The Mayhairs looked at each other. Judah shoved a hand into his peg-legged jeans and pulled out a crumpled 5 dollar bill. “Here,” he said.

“So what’s your plan?”

“A hostage?”

“One of the little ones?” Judah asked.

“No. Each other.”

The Mayhairs were confused.

“The money will be like a ransom.”

They nodded.

“But you don’t want to accidently shoot someone else, right.”

Josiah shrugged.

“If it goes badly, that’s get us all more time…in jail.”

They nodded again, vigorously.

Harlan looked at Judah. “If you’re the hostage, and we do get caught, you won’t press charges against your brother, right?”

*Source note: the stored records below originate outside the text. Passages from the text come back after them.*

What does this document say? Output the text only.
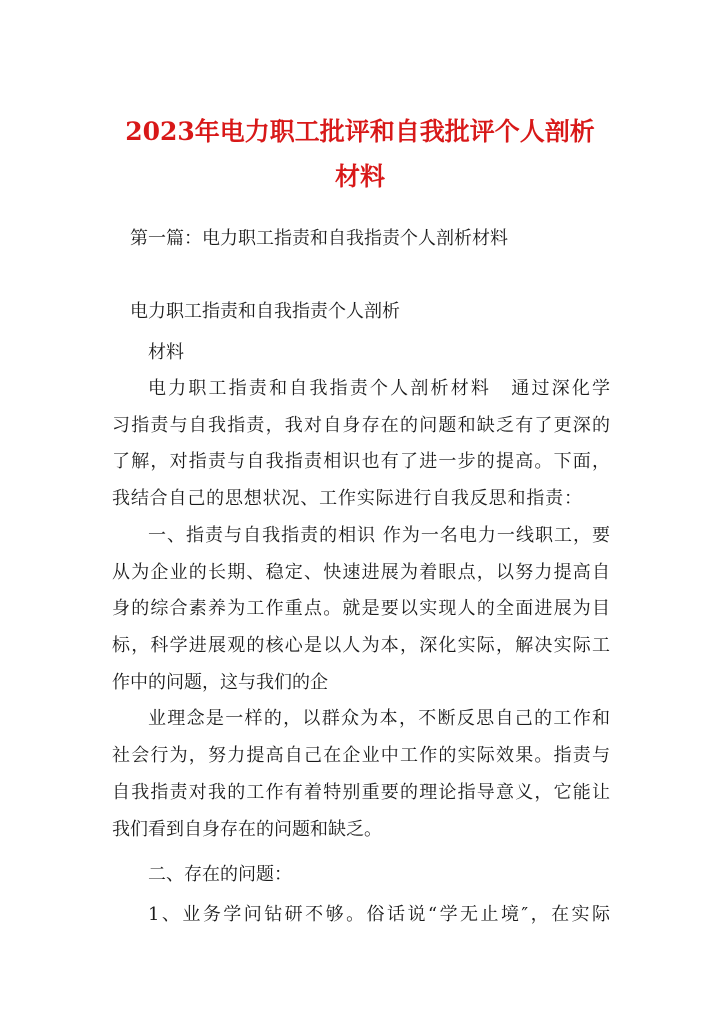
2023年电力职工批评和自我批评个人剖析
材料
第一篇：电力职工指责和自我指责个人剖析材料
电力职工指责和自我指责个人剖析
材料
电力职工指责和自我指责个人剖析材料　通过深化学
习指责与自我指责，我对自身存在的问题和缺乏有了更深的
了解，对指责与自我指责相识也有了进一步的提高。下面，
我结合自己的思想状况、工作实际进行自我反思和指责：
一、指责与自我指责的相识 作为一名电力一线职工，要
从为企业的长期、稳定、快速进展为着眼点，以努力提高自
身的综合素养为工作重点。就是要以实现人的全面进展为目
标，科学进展观的核心是以人为本，深化实际，解决实际工
作中的问题，这与我们的企
业理念是一样的，以群众为本，不断反思自己的工作和
社会行为，努力提高自己在企业中工作的实际效果。指责与
自我指责对我的工作有着特别重要的理论指导意义，它能让
我们看到自身存在的问题和缺乏。
二、存在的问题：
1、业务学问钻研不够。俗话说“学无止境″，在实际
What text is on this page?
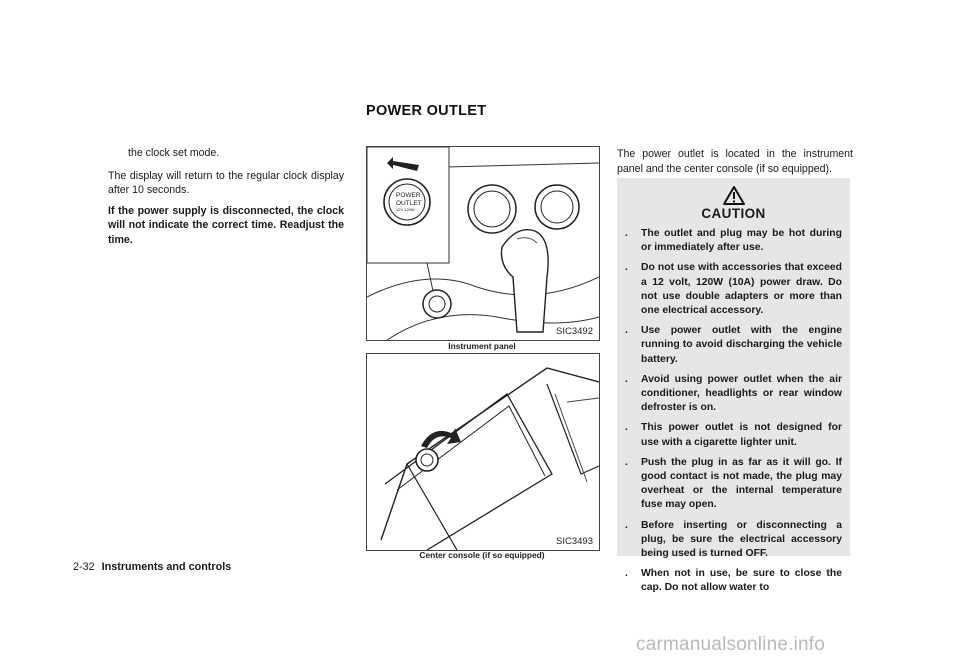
POWER OUTLET

the clock set mode.

The display will return to the regular clock display after 10 seconds.

If the power supply is disconnected, the clock will not indicate the correct time. Readjust the time.

POWER
OUTLET
12V 120W
SIC3492
Instrument panel
SIC3493
Center console (if so equipped)
The power outlet is located in the instrument panel and the center console (if so equipped).
CAUTION
. The outlet and plug may be hot during or immediately after use.
. Do not use with accessories that exceed a 12 volt, 120W (10A) power draw. Do not use double adapters or more than one electrical accessory.
. Use power outlet with the engine running to avoid discharging the vehicle battery.
. Avoid using power outlet when the air conditioner, headlights or rear window defroster is on.
. This power outlet is not designed for use with a cigarette lighter unit.
. Push the plug in as far as it will go. If good contact is not made, the plug may overheat or the internal temperature fuse may open.
. Before inserting or disconnecting a plug, be sure the electrical accessory being used is turned OFF.
. When not in use, be sure to close the cap. Do not allow water to
2-32 Instruments and controls
carmanualsonline.info
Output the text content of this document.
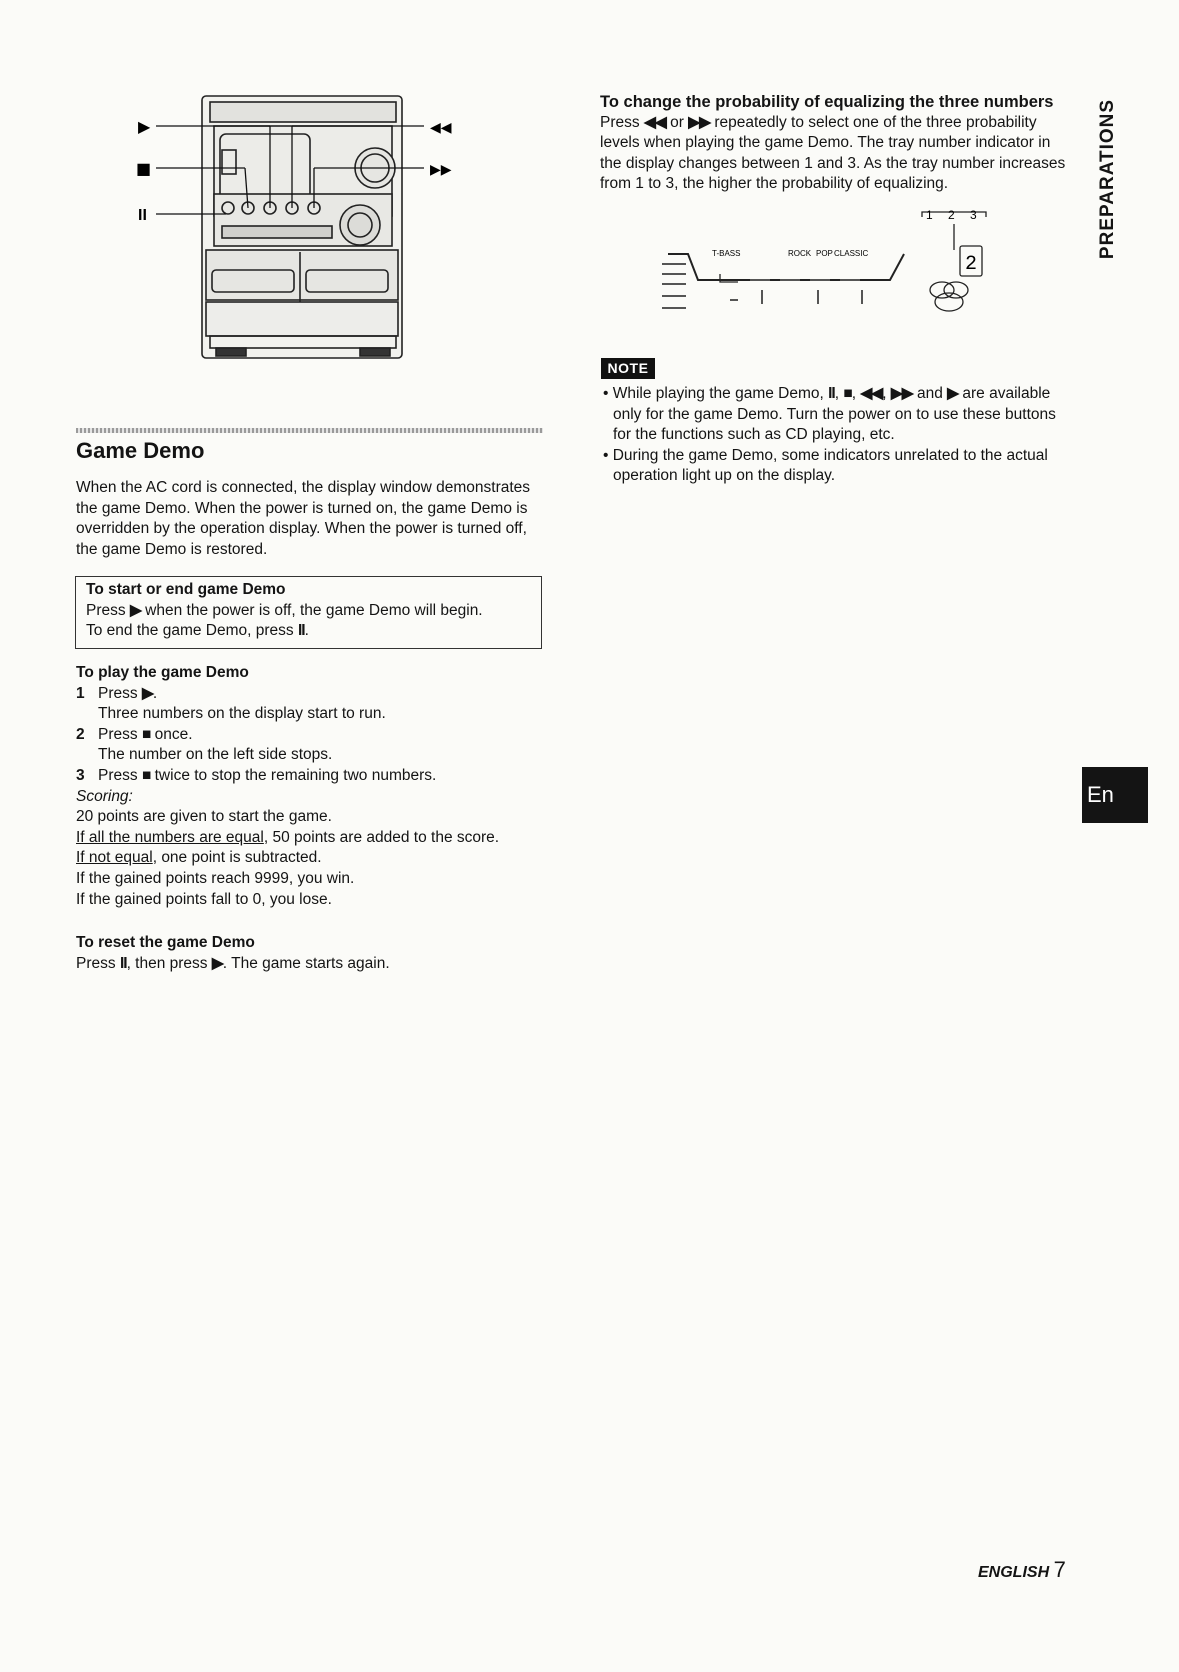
▶
■
II
◀◀
▶▶
Game Demo
When the AC cord is connected, the display window demonstrates the game Demo. When the power is turned on, the game Demo is overridden by the operation display. When the power is turned off, the game Demo is restored.
To start or end game Demo
Press ▶ when the power is off, the game Demo will begin.
To end the game Demo, press II.
To play the game Demo
1 Press ▶.
Three numbers on the display start to run.
2 Press ■ once.
The number on the left side stops.
3 Press ■ twice to stop the remaining two numbers.
Scoring:
20 points are given to start the game.
If all the numbers are equal, 50 points are added to the score.
If not equal, one point is subtracted.
If the gained points reach 9999, you win.
If the gained points fall to 0, you lose.
To reset the game Demo
Press II, then press ▶. The game starts again.
To change the probability of equalizing the three numbers
Press ◀◀ or ▶▶ repeatedly to select one of the three probability levels when playing the game Demo. The tray number indicator in the display changes between 1 and 3. As the tray number increases from 1 to 3, the higher the probability of equalizing.
1 2 3
T-BASS	ROCK POP CLASSIC	2
NOTE
• While playing the game Demo, II, ■, ◀◀, ▶▶ and ▶ are available only for the game Demo. Turn the power on to use these buttons for the functions such as CD playing, etc.
• During the game Demo, some indicators unrelated to the actual operation light up on the display.
PREPARATIONS
En
ENGLISH 7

Josiah eyeballed his brother.

“No, ‘course not,” Judah said.

“So, no of us will be in real trouble.”

They nodded…again. “So, what do you do?”

“I’ll stay here with your sister.”

Now, they both eyeballed Harlan.

“To get the window open—escape route.”

“Oh, okay.”

Harlan opened the door a hair. “Now, get going.”

When the Mayhair brothers disappeared through the door, Harlan locked it and leaned his head against it. He exhaled and tried to stop his leg from quivering.

“You’re not as smart as you think,” Jodie said.

“No?” Harlan stared at the grain in the door. A thick run of stain over a knot in the cheap wood looked like a face.

“They’re just that stupid.”

“Yeah,” Harlan said. “You know, we’ll have to explain what we were doing in here.”

“You got something in mind?”

“I do,” Harlan said.

“Is it making out?”

Harlan closed his eyes again and prayed for the second time that night—Thank you, Jesus. “It is,” he said, turning around.